Besides, teach them always to be observant and aware of their surroundings on sidewalks. This will ensure they are aware of their surroundings when they start street cycling. They will undoubtedly be safer on the streets when they get too old to be cycling on sidewalks.

5. There is a way to pass pedestrians politely

Your child needs to know how to pass pedestrians politely when riding on sidewalks. There are all sorts of pedestrians on sidewalks, including walkers, joggers, mothers with strollers, people in wheelchairs, dog walkers, etc. All these pedestrians have the right of way on sidewalks.

Teach your child how to pass these pedestrians politely. Tell them to do this by ringing their bell gently, announcing they will pass on the right, and then thanking the pedestrians for giving way. Your child should never make other road users feel uncomfortable on the sidewalks.

6. Driveways can be dangerous

While it is relatively safe for your child to ride on sidewalks than on public roads, it is not 100 percent safe. Therefore, your child should be very observant and be ready to act when riding their bikes on sidewalks. This is especially true when your child rides on sidewalks that cut through driveways.

Your child can be knocked down at such intersections by a car backing out of a driveway. So make sure your child is aware of this before you let them ride on sidewalks. Show them where they could get knocked down and what to do when they come upon driveway-sidewalk intersections.

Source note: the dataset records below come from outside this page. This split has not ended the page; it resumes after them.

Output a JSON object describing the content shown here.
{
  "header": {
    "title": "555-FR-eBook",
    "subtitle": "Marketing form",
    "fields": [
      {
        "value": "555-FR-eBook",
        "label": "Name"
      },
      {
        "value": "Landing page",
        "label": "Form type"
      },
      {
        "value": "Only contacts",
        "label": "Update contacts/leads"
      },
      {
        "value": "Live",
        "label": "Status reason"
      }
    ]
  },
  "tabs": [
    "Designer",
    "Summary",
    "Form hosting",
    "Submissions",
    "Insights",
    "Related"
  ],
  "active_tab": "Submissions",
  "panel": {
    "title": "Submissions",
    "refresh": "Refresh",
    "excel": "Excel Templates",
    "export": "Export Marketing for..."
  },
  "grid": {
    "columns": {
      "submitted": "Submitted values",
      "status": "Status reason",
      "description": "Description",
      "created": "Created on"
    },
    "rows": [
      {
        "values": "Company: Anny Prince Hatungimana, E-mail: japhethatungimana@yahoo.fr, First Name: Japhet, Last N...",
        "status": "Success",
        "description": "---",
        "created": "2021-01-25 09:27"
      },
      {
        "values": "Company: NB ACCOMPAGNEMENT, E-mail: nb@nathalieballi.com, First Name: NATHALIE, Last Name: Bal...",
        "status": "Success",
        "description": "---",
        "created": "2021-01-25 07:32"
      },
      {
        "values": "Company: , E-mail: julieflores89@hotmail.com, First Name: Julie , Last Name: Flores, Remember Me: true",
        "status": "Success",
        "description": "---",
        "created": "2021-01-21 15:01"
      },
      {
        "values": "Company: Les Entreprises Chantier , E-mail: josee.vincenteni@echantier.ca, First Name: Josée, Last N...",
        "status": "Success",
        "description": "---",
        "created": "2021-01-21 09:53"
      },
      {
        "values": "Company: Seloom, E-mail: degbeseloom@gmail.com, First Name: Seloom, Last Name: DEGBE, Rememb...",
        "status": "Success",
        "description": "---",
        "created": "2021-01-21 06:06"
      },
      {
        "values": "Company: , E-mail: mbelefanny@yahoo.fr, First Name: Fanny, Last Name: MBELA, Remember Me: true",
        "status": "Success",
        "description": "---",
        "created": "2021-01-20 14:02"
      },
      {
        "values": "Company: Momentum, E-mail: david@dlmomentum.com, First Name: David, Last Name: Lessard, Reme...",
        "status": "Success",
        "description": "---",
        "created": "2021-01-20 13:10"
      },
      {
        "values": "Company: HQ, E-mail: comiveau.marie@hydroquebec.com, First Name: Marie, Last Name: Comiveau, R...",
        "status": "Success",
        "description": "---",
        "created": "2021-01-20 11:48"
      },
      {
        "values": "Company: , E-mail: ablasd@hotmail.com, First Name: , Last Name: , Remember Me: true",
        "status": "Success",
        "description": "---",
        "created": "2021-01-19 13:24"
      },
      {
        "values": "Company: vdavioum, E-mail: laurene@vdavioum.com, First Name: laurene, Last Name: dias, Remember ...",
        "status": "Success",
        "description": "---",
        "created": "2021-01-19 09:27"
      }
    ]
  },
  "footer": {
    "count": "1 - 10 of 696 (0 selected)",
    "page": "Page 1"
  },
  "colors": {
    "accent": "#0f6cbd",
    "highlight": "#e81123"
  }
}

7. Obeying traffic rules is a must

You must teach your child the most important traffic rules. You must teach them to what to go for and what to avoid. This will help them to be safe on sidewalks.

For example, when your child sees a stop sign, you must teach them to stop. Likewise, when your child needs to cross an intersection, you must teach them to walk their bikes rather than ride across the intersections on them.

Teaching your child the necessity of obeying traffic rules will make them responsible road users and reduce their likelihood of getting knocked down or injured by other road users.

8. Local governments have the final say

Local governments have the final say on whether your child can or cannot ride on sidewalks. So consult with the public information office of your city or locality before you allow and tell your kid to ride their bike on sidewalks. This could save you dollars.

Final remarks

Children below sixteen are generally allowed to cycle on sidewalks in most states across the US. The main reason is that they do not have the mental sharpness or quick judgment to cycle in busy streets or across complex intersections.

While children are allowed to cycle on sidewalks in many places, there are some things you need to know to ensure they are safe and that they do not pose any danger to pedestrians. You now know these things. If your kid can cycle on sidewalks in your area, you must ensure they are adequately prepared for sidewalk cycling before letting them do it.